What should we do when we encounter ‘i’ (i.e. Source[4]) != ‘n’ in Search (i.e. Search[2])\
As, we have encountered first mismatching character, so
move Temp[0] -> Result (i.e. ‘i’ which is actually Source[2] will go to Result),
Make Source point to Temp[1] which is actually Source[3],
Make Search point to Search[0] and start over the comparison
4. When we find matching characters of equal length,
move Replace -> Result and
increment Source Pointer as usual.
Source Code: Same as previous posting, but with good readability
void searchNreplace(char *strSource,char *strSearch,char *strReplace,char *strResult)
{
int iLength = strlen(strSearch);
int iIndex = 0;
char *pszSearch = strSearch;
char *pszReplace = strReplace;
while(*strSource)
{
if(*strSource == *strSearch)
{
char *strTemp = strSource;
/*Compare Source with Search Substring*/
while(*strSource && *strSearch)
{
if(*strSource == *strSearch)
{
iIndex++;
strSource++;
strSearch++;
}
else
{
break;
}
}
/*If the length of comparison is same*/
if(iIndex == iLength)
{
strSearch = pszSearch;
while(*strReplace)
{
*strResult++ = *strReplace++;
}
strReplace=pszReplace;
}
/*If the length of comparison is not same i.e. difference is of 1 character*/
else
{
/*Move first character of Temp, make Source point to next character of Temp and Start over Search substring*/
*strResult++ = *strTemp;
strSource = ++strTemp;
strSearch = pszSearch;
}
iIndex = 0;
}
else
{
*strResult++ = *strSource++;
}
}
*strResult = '\0';
}
How does it improves the complexity?? It's the same old brute force method told in a different manner.

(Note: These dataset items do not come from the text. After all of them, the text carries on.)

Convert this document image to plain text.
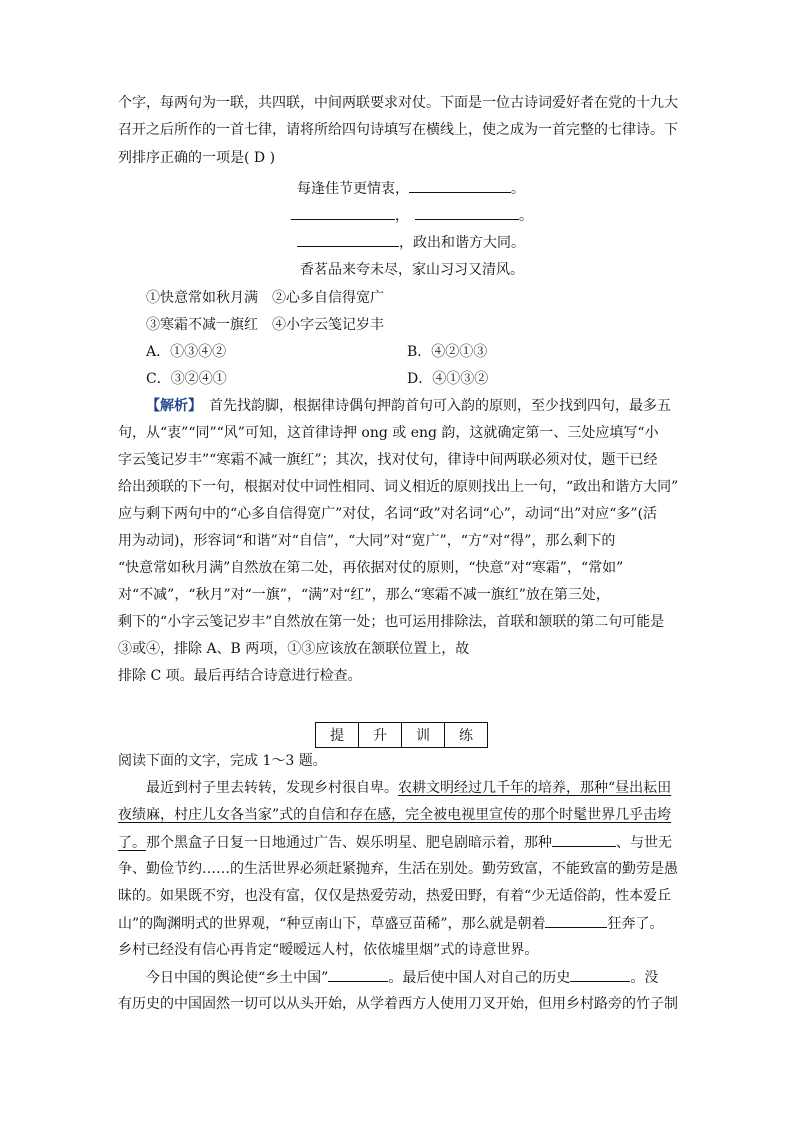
个字，每两句为一联，共四联，中间两联要求对仗。下面是一位古诗词爱好者在党的十九大
召开之后所作的一首七律，请将所给四句诗填写在横线上，使之成为一首完整的七律诗。下
列排序正确的一项是( D )
每逢佳节更情衷，	。
，	。
，政出和谐方大同。
香茗品来夸未尽，家山习习又清风。
①快意常如秋月满　②心多自信得宽广
③寒霜不减一旗红　④小字云笺记岁丰
A．①③④②	B．④②①③
C．③②④①	D．④①③②
【解析】　首先找韵脚，根据律诗偶句押韵首句可入韵的原则，至少找到四句，最多五
句，从“衷”“同”“风”可知，这首律诗押 ong 或 eng 韵，这就确定第一、三处应填写“小
字云笺记岁丰”“寒霜不减一旗红”；其次，找对仗句，律诗中间两联必须对仗，题干已经
给出颈联的下一句，根据对仗中词性相同、词义相近的原则找出上一句，“政出和谐方大同”
应与剩下两句中的“心多自信得宽广”对仗，名词“政”对名词“心”，动词“出”对应“多”(活
用为动词)，形容词“和谐”对“自信”，“大同”对“宽广”，“方”对“得”，那么剩下的
“快意常如秋月满”自然放在第二处，再依据对仗的原则，“快意”对“寒霜”，“常如”
对“不减”，“秋月”对“一旗”，“满”对“红”，那么“寒霜不减一旗红”放在第三处，
剩下的“小字云笺记岁丰”自然放在第一处；也可运用排除法，首联和颔联的第二句可能是
③或④，排除 A、B 两项，①③应该放在颔联位置上，故
排除 C 项。最后再结合诗意进行检查。
提	升	训	练
阅读下面的文字，完成 1～3 题。
　　最近到村子里去转转，发现乡村很自卑。农耕文明经过几千年的培养，那种“昼出耘田
夜绩麻，村庄儿女各当家”式的自信和存在感，完全被电视里宣传的那个时髦世界几乎击垮
了。那个黑盒子日复一日地通过广告、娱乐明星、肥皂剧暗示着，那种	、与世无
争、勤俭节约……的生活世界必须赶紧抛弃，生活在别处。勤劳致富，不能致富的勤劳是愚
昧的。如果既不穷，也没有富，仅仅是热爱劳动，热爱田野，有着“少无适俗韵，性本爱丘
山”的陶渊明式的世界观，“种豆南山下，草盛豆苗稀”，那么就是朝着	狂奔了。
乡村已经没有信心再肯定“暧暧远人村，依依墟里烟”式的诗意世界。
　　今日中国的舆论使“乡土中国”	。最后使中国人对自己的历史	。没
有历史的中国固然一切可以从头开始，从学着西方人使用刀叉开始，但用乡村路旁的竹子制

BTW: Anyways, you are performing comparison at each step and also storing the result in extra buffer then what the hell do you achieve by manipulating 'temp' buffer when the same thing can be done without using temp. Also how can you be so sure that the resultant string will fit into 'strResult'unless you haven't counted the no. of times searchString appear in the source.
Thanks!!!
- chandra March 28, 2012